Un estintore, per garantire l’incolumità e la sicurezza delle persone in un edificio, deve  periodicamente subire la Revisione estintore in Roma a tale scopo, è bene conoscere quanto imposto dalla Norma UNI comunitarie che regola l’attività di manutenzione e revisione degli estintori. Gli estintori costituiscono l’arma antincendio più diffusa, grazie alla semplicità d’uso ed alla facile reperibilità dello stesso. Tutti i dispositivi antincendio devono avere, secondo le norme estintori, un cartellino, sul quale devono essere specificati: il numero di matricola ed altri estremi riguardanti il dispositivo; la ragione sociale e l’indirizzo dell’azienda di manutenzione e/o della persona competente; il tipo di estintore, la massa lorda e la carica effettiva dello stesso; il mese e l’anno in cui deve essere effettuato l’intervento manutentivo; la scadenza dei controlli vari; il codice di riferimento o il punzone identificativo di colui che si occupa del controllo estintori.

Cosa Dice la Normativa Estintori La manutenzione periodica degli estintori è regolata dalla legge, che stabilisce in primis cinque fasi di verifica estintori: controllo iniziale, sorveglianza, controllo periodico, revisione programmata e collaudo. La normativa sugli estintori definisce innanzitutto la necessità di specificare i seguenti ruoli: la persona responsabile di predisporre tutte le misure per la sicurezza antincendio; l’azienda di manutenzione che dovrà occuparsi di mettere in atto la manutenzione estintori; la persona competente con la formazione e l’esperienza necessari a garantire una corretta attività di manutenzione antincendio.

Revisione estintore in Roma
Revisione estintore in Roma

La nuova edizione della norma, che prevede una terminologia più puntuale ed attuale, introduce anche altri elementi, come: nuove fasi relative alla manutenzione estintori; l’obbligatorietà di indicare la data di revisione sia all’interno che all’esterno dell’apparecchio; la necessità di rimpiazzare le valvole in fase di collaudo per gli estintori a polvere, in fase di revisione per gli estintori CO2; il costante aggiornamento della documentazione di manutenzione. La nuova norma estende il campo di applicazione anche ai fuochi generati da metalli combustibili identificati come estintori a polvere di classe D, che dispongono di omologazione del ministero, ma sono comunque affini alla macrocategoria degli estintori a polvere.
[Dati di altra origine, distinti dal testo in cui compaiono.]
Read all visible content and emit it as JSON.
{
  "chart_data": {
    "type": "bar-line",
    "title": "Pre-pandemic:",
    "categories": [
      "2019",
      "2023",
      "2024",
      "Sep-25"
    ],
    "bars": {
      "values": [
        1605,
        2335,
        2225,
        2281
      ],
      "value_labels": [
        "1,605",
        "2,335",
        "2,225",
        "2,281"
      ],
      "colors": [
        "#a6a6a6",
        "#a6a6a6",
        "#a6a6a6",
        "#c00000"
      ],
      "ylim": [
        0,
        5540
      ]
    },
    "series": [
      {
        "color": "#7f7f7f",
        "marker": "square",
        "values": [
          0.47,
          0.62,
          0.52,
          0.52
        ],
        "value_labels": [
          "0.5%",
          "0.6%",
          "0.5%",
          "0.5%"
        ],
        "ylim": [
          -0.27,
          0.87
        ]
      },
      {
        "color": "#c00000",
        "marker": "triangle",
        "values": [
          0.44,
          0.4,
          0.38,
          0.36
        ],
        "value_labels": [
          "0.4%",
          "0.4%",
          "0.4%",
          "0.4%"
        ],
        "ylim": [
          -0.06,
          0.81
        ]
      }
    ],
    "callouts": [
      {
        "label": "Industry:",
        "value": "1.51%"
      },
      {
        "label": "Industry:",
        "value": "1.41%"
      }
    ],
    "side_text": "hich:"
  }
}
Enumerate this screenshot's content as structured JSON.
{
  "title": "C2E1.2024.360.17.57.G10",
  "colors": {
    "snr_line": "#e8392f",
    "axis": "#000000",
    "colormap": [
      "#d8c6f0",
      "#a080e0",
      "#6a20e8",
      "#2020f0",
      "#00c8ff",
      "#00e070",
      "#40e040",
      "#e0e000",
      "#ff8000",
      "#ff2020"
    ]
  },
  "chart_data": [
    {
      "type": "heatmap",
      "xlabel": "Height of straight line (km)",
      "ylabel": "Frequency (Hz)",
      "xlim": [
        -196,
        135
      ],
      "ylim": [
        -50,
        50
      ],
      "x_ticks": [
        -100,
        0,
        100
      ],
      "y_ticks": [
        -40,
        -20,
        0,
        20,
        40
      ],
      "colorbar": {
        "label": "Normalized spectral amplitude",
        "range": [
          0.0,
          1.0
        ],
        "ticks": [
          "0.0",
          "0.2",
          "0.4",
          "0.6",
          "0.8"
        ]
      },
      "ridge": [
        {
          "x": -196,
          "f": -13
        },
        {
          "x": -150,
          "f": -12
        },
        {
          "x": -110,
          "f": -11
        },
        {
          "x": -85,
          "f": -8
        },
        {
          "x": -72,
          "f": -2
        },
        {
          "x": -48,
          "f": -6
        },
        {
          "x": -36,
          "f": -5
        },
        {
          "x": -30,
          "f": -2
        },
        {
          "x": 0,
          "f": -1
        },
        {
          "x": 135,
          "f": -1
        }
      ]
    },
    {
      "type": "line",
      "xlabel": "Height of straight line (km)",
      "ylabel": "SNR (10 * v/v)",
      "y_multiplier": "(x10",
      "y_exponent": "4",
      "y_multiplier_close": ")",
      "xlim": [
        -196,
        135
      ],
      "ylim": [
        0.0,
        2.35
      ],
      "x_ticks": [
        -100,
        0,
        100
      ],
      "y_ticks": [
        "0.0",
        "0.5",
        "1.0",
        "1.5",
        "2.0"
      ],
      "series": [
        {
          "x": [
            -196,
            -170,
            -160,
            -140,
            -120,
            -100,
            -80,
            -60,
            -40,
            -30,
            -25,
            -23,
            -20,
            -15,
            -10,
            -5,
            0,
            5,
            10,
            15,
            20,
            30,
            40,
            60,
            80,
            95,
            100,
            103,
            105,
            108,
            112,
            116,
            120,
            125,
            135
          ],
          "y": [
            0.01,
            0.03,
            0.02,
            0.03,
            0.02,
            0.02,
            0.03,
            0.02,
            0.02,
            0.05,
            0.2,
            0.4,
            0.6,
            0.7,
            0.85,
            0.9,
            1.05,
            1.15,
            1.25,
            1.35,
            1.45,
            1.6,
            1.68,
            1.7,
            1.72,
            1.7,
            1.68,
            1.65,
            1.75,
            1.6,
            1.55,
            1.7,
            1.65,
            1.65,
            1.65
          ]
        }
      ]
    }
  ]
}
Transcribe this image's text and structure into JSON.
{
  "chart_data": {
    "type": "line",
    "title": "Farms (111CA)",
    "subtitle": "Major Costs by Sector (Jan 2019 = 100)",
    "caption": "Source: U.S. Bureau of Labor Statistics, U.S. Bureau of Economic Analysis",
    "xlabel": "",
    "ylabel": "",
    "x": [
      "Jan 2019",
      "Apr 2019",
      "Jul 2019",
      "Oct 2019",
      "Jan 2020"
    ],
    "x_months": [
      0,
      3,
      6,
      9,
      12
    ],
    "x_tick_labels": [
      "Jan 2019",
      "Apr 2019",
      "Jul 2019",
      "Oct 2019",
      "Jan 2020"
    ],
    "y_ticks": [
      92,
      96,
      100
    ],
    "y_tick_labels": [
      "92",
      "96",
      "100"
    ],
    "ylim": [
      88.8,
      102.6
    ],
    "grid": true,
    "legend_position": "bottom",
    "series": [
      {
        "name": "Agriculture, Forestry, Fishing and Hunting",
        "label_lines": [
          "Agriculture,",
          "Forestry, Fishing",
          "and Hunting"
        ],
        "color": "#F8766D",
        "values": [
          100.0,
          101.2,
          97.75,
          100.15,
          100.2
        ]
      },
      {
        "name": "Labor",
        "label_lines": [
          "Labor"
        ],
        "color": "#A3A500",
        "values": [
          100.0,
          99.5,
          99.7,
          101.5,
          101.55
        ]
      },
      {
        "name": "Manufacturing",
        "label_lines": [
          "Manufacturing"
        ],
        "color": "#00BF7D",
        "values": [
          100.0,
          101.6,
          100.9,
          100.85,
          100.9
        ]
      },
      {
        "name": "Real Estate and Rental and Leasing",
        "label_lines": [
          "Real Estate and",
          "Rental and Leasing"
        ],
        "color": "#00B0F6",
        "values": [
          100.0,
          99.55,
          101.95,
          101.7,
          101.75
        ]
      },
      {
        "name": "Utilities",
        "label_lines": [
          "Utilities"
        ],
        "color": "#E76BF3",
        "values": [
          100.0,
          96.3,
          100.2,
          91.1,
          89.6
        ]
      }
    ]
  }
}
Sono state modificate le periodicità massime della revisione per gli estintori ad acqua, aggiungendo alla verifica delle componenti anche la completa sostituzione dell’agente estinguente. Infine, è stata aggiornata la periodicità dei controlli in base alla tipologia di serbatoio, distinguendo acciaio al carbonio, acciaio inox e lega d’alluminio. Una volta effettuati tali controlli di revisione, l’estintore deve essere perfettamente rimontato e riportato in stato di piena efficienza. Su tutti i tipi di estintori, sia portatili che carrellati, deve essere riportata la data del controllo e l’azienda che ha effettuato la revisione. Questi dati devono essere resi visibili sia all’interno che all’esterno degli stessi. I ricambi eventualmente utilizzati non devono alterare la conformità dell’estintore, il cui prototipo ha ottenuto l’approvazione e l’omologazione da parte del Ministero dell’Interno.

In caso contrario infatti, qualora la sostituzione di un elemento dovesse comportare delle modifiche, l’estintore risulterebbe automaticamente non omologato, dunque non conforme alla legge. Collaudo  Il collaudo è una misura preventiva, volta a controllare la stabilità del serbatoio e della bombola dell’estintore, se si tratta di un apparecchio a pressione. Nel momento in cui si effettua il collaudo dell’estintore, che sia portatile o carrellato, deve essere anche sostituita la valvola erogatrice.